Setelah kejadian badai waktu itu, aku belum bertemu atau menghubungi Harry. Kami sama-sama menjauh untuk sementara, padahal pernikahan tinggal 4 hari lagi, dan hari ini aku mulai cuti untuk fitting dress atau mengurus persiapan lainnya. Setelah fitting dress, esok harinya aku dan Harry harus pergi untuk foto pre-wedding di pantai. Tapi aku yakin, lusa nanti pasti akan terjadi ke-awkward-an yang sangat menyebalkan. Itu sudah dapat diprediksi. Sikap Harry yang tak mau memulainya duluan karena gengsi yang berlebihan dan sikapku yang sangat membosankan, -menurutnya. Tapi takdir sudah menggariskan semuanya. Harry adalah masa depanku yang entah sampai kapan aku dan ia akan sama-sama bertahan. Ditambah Weronica sialan yang selalu menggoda Harry. Jalang gila!

"Shella?" suara yang selama berminggu-minggu kurindukan telah menggetarkan gendang telinga hingga sampai ke hatiku. Apa benar suara ini adalah suaranya? Aku.. Ingin menangis sekarang juga. "Shell? Kau.. Kau kenapa?"

Air mataku meleleh seketika saat pandanganku bertemu dengan sepasang mata hazelnya yang menggetarkan jiwa itu.

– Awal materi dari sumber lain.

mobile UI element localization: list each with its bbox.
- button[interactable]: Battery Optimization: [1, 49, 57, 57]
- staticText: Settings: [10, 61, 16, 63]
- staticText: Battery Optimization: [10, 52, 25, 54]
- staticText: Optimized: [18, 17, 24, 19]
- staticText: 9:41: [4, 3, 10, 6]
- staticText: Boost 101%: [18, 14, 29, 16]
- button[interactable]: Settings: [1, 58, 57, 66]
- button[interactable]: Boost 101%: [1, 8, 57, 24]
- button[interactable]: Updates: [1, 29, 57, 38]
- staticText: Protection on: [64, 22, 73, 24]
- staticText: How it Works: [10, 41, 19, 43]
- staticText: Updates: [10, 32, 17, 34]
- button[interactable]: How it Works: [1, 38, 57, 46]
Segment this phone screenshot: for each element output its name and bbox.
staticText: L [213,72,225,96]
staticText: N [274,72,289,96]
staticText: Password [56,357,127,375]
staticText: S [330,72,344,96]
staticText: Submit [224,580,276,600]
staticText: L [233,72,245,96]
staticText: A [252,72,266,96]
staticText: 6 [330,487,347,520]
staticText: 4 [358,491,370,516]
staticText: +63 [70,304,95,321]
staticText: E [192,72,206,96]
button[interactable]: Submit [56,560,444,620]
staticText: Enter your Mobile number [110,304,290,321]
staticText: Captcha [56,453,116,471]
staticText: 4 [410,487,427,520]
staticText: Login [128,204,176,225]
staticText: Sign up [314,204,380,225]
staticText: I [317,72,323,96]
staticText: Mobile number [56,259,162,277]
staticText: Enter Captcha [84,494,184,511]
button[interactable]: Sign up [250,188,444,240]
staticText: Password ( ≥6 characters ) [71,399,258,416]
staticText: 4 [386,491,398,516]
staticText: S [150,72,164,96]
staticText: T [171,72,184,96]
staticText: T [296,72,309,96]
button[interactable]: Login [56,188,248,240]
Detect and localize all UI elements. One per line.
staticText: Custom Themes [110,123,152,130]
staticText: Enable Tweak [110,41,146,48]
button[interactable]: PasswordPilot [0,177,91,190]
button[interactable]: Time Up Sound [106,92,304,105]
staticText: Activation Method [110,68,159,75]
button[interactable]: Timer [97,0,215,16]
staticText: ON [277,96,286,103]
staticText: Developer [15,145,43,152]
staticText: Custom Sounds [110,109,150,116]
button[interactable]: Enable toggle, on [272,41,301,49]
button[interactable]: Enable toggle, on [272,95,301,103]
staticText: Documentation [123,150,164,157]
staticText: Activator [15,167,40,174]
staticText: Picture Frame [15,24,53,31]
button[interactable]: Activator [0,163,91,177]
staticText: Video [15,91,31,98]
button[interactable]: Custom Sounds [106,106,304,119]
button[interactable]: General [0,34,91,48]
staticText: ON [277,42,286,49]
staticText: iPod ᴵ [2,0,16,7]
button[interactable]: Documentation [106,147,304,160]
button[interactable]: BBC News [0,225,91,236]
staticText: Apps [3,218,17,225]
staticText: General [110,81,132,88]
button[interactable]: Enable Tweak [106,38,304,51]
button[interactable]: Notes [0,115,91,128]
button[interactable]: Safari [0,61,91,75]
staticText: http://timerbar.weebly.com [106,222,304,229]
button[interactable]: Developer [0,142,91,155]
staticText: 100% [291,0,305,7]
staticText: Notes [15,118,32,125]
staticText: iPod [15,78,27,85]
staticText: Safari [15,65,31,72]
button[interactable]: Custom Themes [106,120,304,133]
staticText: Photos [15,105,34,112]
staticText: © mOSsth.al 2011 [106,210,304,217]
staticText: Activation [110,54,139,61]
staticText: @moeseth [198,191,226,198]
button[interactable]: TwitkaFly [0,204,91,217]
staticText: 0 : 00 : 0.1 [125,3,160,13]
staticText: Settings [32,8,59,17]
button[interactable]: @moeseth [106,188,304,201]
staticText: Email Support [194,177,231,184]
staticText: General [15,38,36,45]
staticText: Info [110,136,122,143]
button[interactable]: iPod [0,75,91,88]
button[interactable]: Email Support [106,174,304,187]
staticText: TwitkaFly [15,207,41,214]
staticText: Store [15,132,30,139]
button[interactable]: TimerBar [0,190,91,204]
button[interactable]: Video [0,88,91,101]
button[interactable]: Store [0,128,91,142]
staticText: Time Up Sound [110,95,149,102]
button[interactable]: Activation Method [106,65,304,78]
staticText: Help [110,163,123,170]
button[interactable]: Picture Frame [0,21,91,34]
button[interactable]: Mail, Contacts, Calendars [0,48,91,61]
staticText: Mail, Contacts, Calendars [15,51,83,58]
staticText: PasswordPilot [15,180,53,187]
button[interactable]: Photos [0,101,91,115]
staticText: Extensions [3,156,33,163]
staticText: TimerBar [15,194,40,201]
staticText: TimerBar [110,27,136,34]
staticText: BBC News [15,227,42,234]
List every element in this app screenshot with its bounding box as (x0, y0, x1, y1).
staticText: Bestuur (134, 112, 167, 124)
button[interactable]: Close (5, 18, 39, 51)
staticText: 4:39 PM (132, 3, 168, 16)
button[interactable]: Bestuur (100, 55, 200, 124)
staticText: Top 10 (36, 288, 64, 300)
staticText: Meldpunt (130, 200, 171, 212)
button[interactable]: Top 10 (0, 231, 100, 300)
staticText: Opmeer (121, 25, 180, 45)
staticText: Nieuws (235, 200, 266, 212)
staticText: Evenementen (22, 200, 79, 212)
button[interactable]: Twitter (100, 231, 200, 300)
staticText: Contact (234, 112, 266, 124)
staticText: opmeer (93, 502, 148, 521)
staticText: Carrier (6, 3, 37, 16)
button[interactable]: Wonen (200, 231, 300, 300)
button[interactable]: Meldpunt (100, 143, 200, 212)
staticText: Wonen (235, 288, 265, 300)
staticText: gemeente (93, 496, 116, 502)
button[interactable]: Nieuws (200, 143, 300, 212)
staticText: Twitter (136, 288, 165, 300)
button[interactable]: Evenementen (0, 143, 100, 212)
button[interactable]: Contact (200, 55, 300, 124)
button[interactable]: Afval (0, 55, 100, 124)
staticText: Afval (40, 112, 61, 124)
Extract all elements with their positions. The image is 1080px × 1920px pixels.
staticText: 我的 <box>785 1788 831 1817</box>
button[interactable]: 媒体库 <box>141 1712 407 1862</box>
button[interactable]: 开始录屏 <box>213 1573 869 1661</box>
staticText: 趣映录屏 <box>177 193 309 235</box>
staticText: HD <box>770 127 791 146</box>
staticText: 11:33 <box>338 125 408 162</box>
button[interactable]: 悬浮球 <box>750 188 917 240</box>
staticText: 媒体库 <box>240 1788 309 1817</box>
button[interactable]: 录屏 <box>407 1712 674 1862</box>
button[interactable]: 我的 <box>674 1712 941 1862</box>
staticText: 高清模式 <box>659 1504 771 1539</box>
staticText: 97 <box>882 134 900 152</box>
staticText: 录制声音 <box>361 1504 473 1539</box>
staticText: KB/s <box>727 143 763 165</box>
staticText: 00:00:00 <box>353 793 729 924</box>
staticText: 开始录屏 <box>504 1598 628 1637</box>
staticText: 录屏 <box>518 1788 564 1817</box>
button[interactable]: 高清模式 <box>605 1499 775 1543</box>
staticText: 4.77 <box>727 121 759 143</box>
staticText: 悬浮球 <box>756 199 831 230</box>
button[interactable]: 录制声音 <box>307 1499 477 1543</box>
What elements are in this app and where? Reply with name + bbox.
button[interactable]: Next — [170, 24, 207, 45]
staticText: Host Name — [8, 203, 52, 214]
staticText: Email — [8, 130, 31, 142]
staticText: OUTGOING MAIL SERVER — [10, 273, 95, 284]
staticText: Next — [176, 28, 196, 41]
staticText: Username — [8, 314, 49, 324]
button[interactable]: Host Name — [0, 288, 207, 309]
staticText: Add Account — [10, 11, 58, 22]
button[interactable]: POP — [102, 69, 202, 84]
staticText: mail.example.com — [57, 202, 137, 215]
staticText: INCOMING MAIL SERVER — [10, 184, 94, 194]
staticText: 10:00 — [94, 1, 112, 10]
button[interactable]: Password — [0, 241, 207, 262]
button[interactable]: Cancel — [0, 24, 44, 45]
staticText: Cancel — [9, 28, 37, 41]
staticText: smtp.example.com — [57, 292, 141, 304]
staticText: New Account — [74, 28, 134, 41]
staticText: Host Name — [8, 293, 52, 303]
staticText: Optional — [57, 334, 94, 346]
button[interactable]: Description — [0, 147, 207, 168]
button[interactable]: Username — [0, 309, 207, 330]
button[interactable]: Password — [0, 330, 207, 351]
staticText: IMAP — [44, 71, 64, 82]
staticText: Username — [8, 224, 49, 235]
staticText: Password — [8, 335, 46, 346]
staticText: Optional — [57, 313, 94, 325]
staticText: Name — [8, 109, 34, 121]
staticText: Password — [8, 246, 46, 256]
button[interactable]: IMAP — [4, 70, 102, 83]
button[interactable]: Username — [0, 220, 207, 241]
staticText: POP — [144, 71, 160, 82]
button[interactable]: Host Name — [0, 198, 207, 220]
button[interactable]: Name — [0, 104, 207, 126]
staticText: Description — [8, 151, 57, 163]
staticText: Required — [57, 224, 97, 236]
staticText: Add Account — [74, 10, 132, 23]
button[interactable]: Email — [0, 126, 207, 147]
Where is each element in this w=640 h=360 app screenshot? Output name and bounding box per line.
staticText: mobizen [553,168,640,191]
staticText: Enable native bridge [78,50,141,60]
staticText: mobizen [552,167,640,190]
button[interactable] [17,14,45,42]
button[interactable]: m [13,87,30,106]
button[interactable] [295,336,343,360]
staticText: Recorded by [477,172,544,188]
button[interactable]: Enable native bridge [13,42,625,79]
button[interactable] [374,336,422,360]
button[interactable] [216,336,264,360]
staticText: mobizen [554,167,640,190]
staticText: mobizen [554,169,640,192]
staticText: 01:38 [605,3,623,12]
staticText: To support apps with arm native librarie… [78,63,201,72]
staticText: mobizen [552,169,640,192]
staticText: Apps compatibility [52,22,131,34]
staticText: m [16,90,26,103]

Aku menangis lagi karenanya. Untuk yang kesekian kalinya, setelah perpisahan itu. "Zayn.." balasku dengan suara parau. Langsung kuberhambur ke dalam dekapannya yang kurindukan selama ini.

"Hay, love," sapanya dengan lembut setelah membalas pelukanku. Sebelah pipinya menyentuh kepalaku dan kedua tangan besarnya melingkar di punggungku, mengusapnya pelan. "I've missed you so much," bisik si mata hazel itu dengan indahnya.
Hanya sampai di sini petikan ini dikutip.